A lot of people hear about the community garden through the festivals and through word of mouth, and when asked whether, if a new group were to form, there be capacity for another Per.ka collective to start growing, the openness of those involved was demonstrated with the answer: it would be hard to find more space, but we would make it so it was possible. There is a waiting list for individuals, who are allocated space as they become empty. Typically the spaces are 30m2 and are shared by families,friends,members of groups, for instance, the Vegans of Thessaloniki. Per.ka has a good relationship with other collectively organised spaces in Thessaloniki, such as Micropolis, and with Granazi, a group who cooks (at least some home grown organic food thanks to Per.ka) for homeless people twice a week in the Migrant Social Centre in the city centre, as well as Vio.Me who we went to visit the following day.
The other thing that is encouraged, but not forced, is the use of open seeds and not hybrids. This topic seemed to be a hot one! When asked where seeds were stored, Betty, a lady whose interest in seed saving preceded her time at Per.ka replied, ‘sto spiti’ – at home. There is no suitable place at Per.ka, for one, but besides this, there are domestic laws prohibiting the distribution of so-called ‘open’ seeds and so using them can be quite controversial. Having a strong link with Peliti a seed sharing group in Greece, means that open seeds are available to producers at Per.ka. Open seeds are seeds which have not been made in a laboratory and which can be sown again and again. They can also be experimented with to produce vegetables and fruits which the producer likes best or best fit the natural environment. Hybrids, on the other hand, are sterile and so year on year have to be purchased (usually from big agribusiness) and are most fruitful when used with fertilizers and pesticides. You can see why these are discouraged! Now in its third year, this is one topic that is being discussed at length and may mean that the principles around seed types are revised, if everyone agrees of course.
Our stay at this community garden was fruitful, not only in terms of learning about how to grow food effectively with more autonomy and solidarity, but also in literal terms – the people of the collective spent a lot of time in the beautiful, sometimes wild looking, gardens, gathering their summer yields and generously contributing to our evening rocket stove cooked meals: tomatoes, peppers, aubergines, courgettes and herbs!
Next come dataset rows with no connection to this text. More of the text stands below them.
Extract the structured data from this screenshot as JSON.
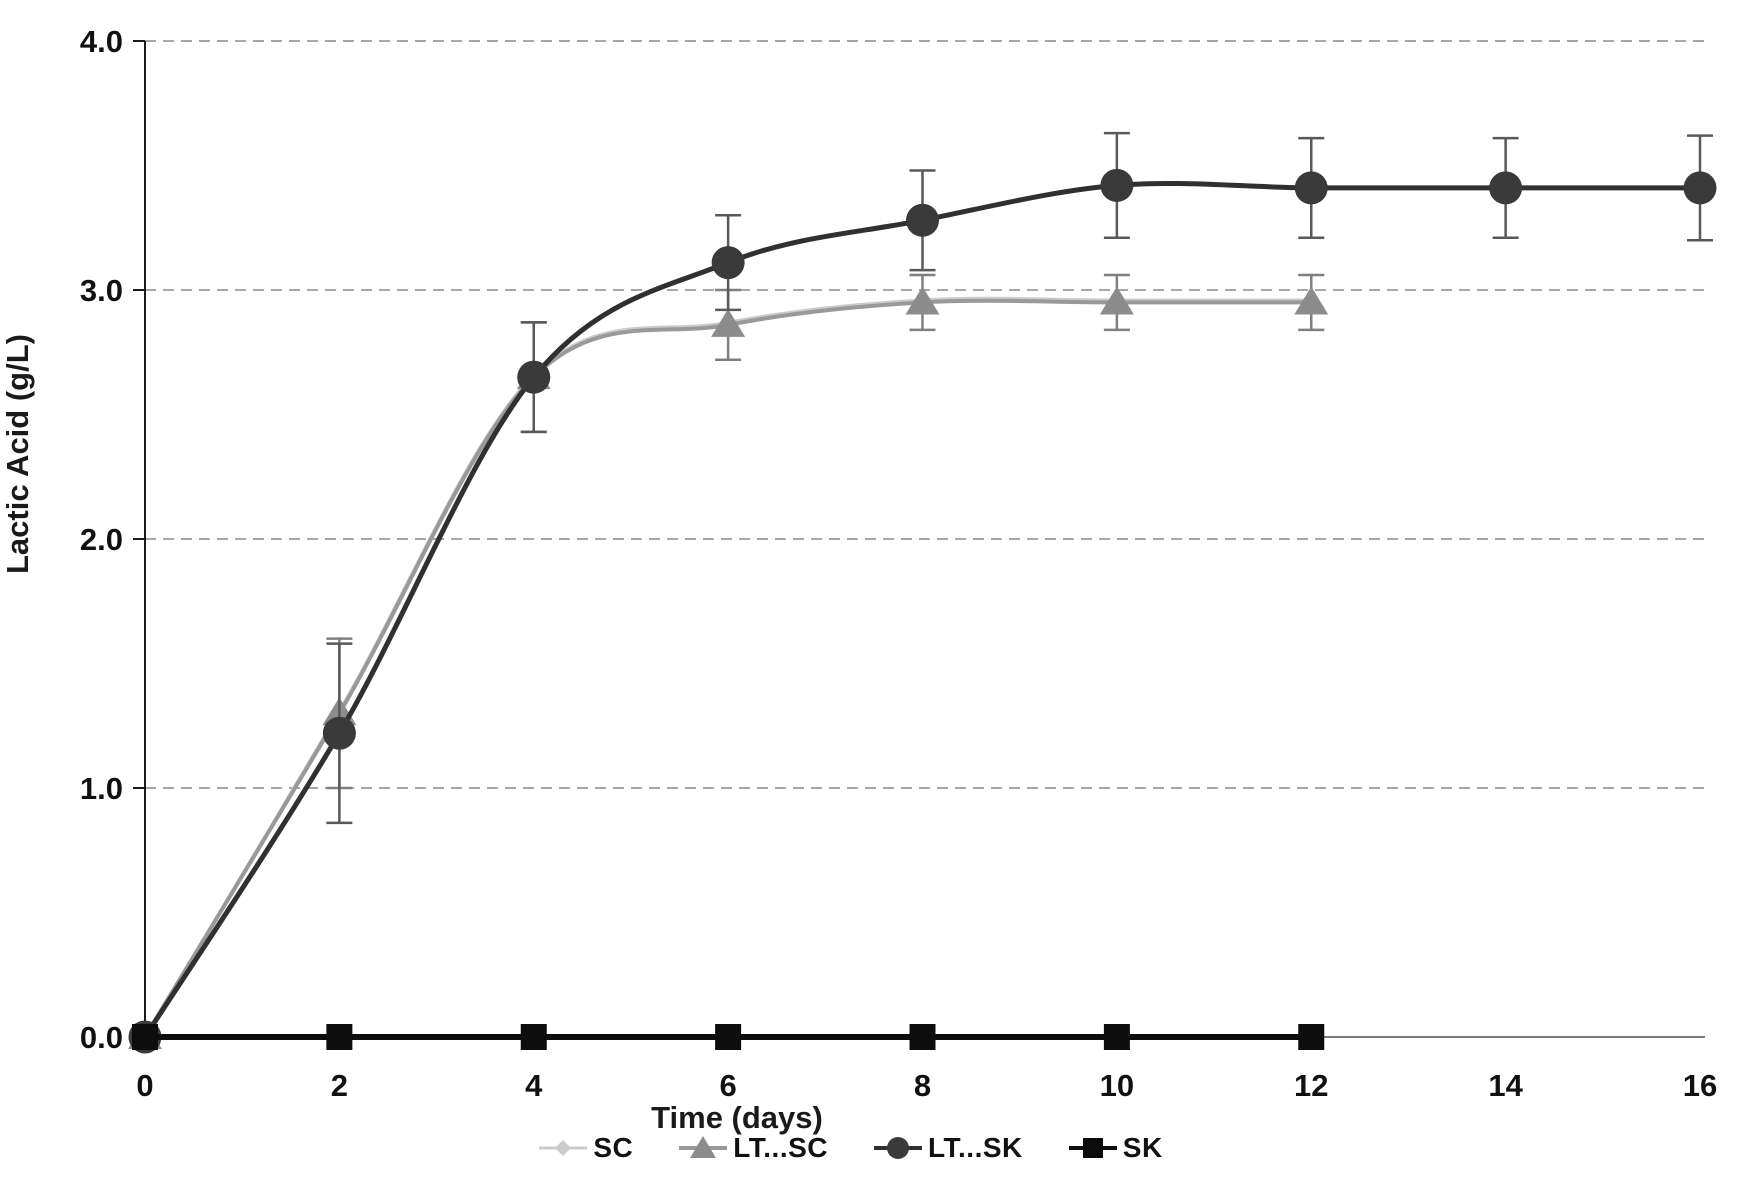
{
  "chart_data": {
    "type": "line",
    "title": "",
    "xlabel": "Time (days)",
    "ylabel": "Lactic Acid (g/L)",
    "xlim": [
      0,
      16
    ],
    "ylim": [
      0,
      4
    ],
    "xticks": [
      0,
      2,
      4,
      6,
      8,
      10,
      12,
      14,
      16
    ],
    "xtick_labels": [
      "0",
      "2",
      "4",
      "6",
      "8",
      "10",
      "12",
      "14",
      "16"
    ],
    "yticks": [
      0,
      1,
      2,
      3,
      4
    ],
    "ytick_labels": [
      "0.0",
      "1.0",
      "2.0",
      "3.0",
      "4.0"
    ],
    "grid": "horizontal-dashed",
    "gridline_color": "#a6a6a6",
    "axis_color": "#2a2a2a",
    "legend_position": "bottom-center",
    "series": [
      {
        "name": "SC",
        "marker": "diamond",
        "line_color": "#cbcbcb",
        "marker_color": "#cbcbcb",
        "err_color": "#c0c0c0",
        "line_width": 3,
        "x": [
          0,
          2,
          4,
          6,
          8,
          10,
          12
        ],
        "y": [
          0,
          1.31,
          2.66,
          2.87,
          2.96,
          2.96,
          2.96
        ],
        "err": [
          0,
          0,
          0,
          0,
          0,
          0,
          0
        ]
      },
      {
        "name": "LT...SC",
        "marker": "triangle",
        "line_color": "#999999",
        "marker_color": "#8c8c8c",
        "err_color": "#7f7f7f",
        "line_width": 4,
        "x": [
          0,
          2,
          4,
          6,
          8,
          10,
          12
        ],
        "y": [
          0,
          1.3,
          2.65,
          2.86,
          2.95,
          2.95,
          2.95
        ],
        "err": [
          0,
          0.3,
          0.22,
          0.14,
          0.11,
          0.11,
          0.11
        ]
      },
      {
        "name": "LT...SK",
        "marker": "circle",
        "line_color": "#303030",
        "marker_color": "#3a3a3a",
        "err_color": "#595959",
        "line_width": 5,
        "x": [
          0,
          2,
          4,
          6,
          8,
          10,
          12,
          14,
          16
        ],
        "y": [
          0,
          1.22,
          2.65,
          3.11,
          3.28,
          3.42,
          3.41,
          3.41,
          3.41
        ],
        "err": [
          0,
          0.36,
          0.22,
          0.19,
          0.2,
          0.21,
          0.2,
          0.2,
          0.21
        ]
      },
      {
        "name": "SK",
        "marker": "square",
        "line_color": "#0d0d0d",
        "marker_color": "#0d0d0d",
        "err_color": "#0d0d0d",
        "line_width": 6,
        "x": [
          0,
          2,
          4,
          6,
          8,
          10,
          12
        ],
        "y": [
          0,
          0,
          0,
          0,
          0,
          0,
          0
        ],
        "err": [
          0,
          0,
          0,
          0,
          0,
          0,
          0
        ]
      }
    ]
  }
}
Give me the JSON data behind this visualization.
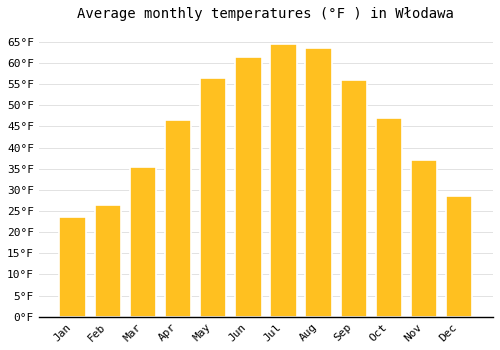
{
  "title": "Average monthly temperatures (°F ) in Włodawa",
  "months": [
    "Jan",
    "Feb",
    "Mar",
    "Apr",
    "May",
    "Jun",
    "Jul",
    "Aug",
    "Sep",
    "Oct",
    "Nov",
    "Dec"
  ],
  "values": [
    23.5,
    26.5,
    35.5,
    46.5,
    56.5,
    61.5,
    64.5,
    63.5,
    56.0,
    47.0,
    37.0,
    28.5
  ],
  "bar_color": "#FFC020",
  "bar_edge_color": "#FFFFFF",
  "background_color": "#FFFFFF",
  "grid_color": "#DDDDDD",
  "ylim": [
    0,
    68
  ],
  "yticks": [
    0,
    5,
    10,
    15,
    20,
    25,
    30,
    35,
    40,
    45,
    50,
    55,
    60,
    65
  ],
  "ytick_labels": [
    "0°F",
    "5°F",
    "10°F",
    "15°F",
    "20°F",
    "25°F",
    "30°F",
    "35°F",
    "40°F",
    "45°F",
    "50°F",
    "55°F",
    "60°F",
    "65°F"
  ],
  "title_fontsize": 10,
  "tick_fontsize": 8,
  "font_family": "monospace",
  "bar_width": 0.75
}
We talked a lot and heard that people were attracted to Per.ka for many reasons. I was particularly affected by one man who told us how his life had been turned around, without a job and a need for a purpose; suffering from depression, alcoholism, he came to Per.ka and put his energies into gardening and meeting new, warm and supportive people. He told us this with a big smile and twinkling eyes. Others enjoy the freedom to grow what they want and to be self-sufficient….tThis helps especially in a time of financial insecurity for many people. All in all, many of us gained energy and knowledge at Per.ka, a real, working solution to counter the dominance of overpriced, monocultured vegetables we see in supermarkets and to the problem that many people face of not having access to affordable fresh food.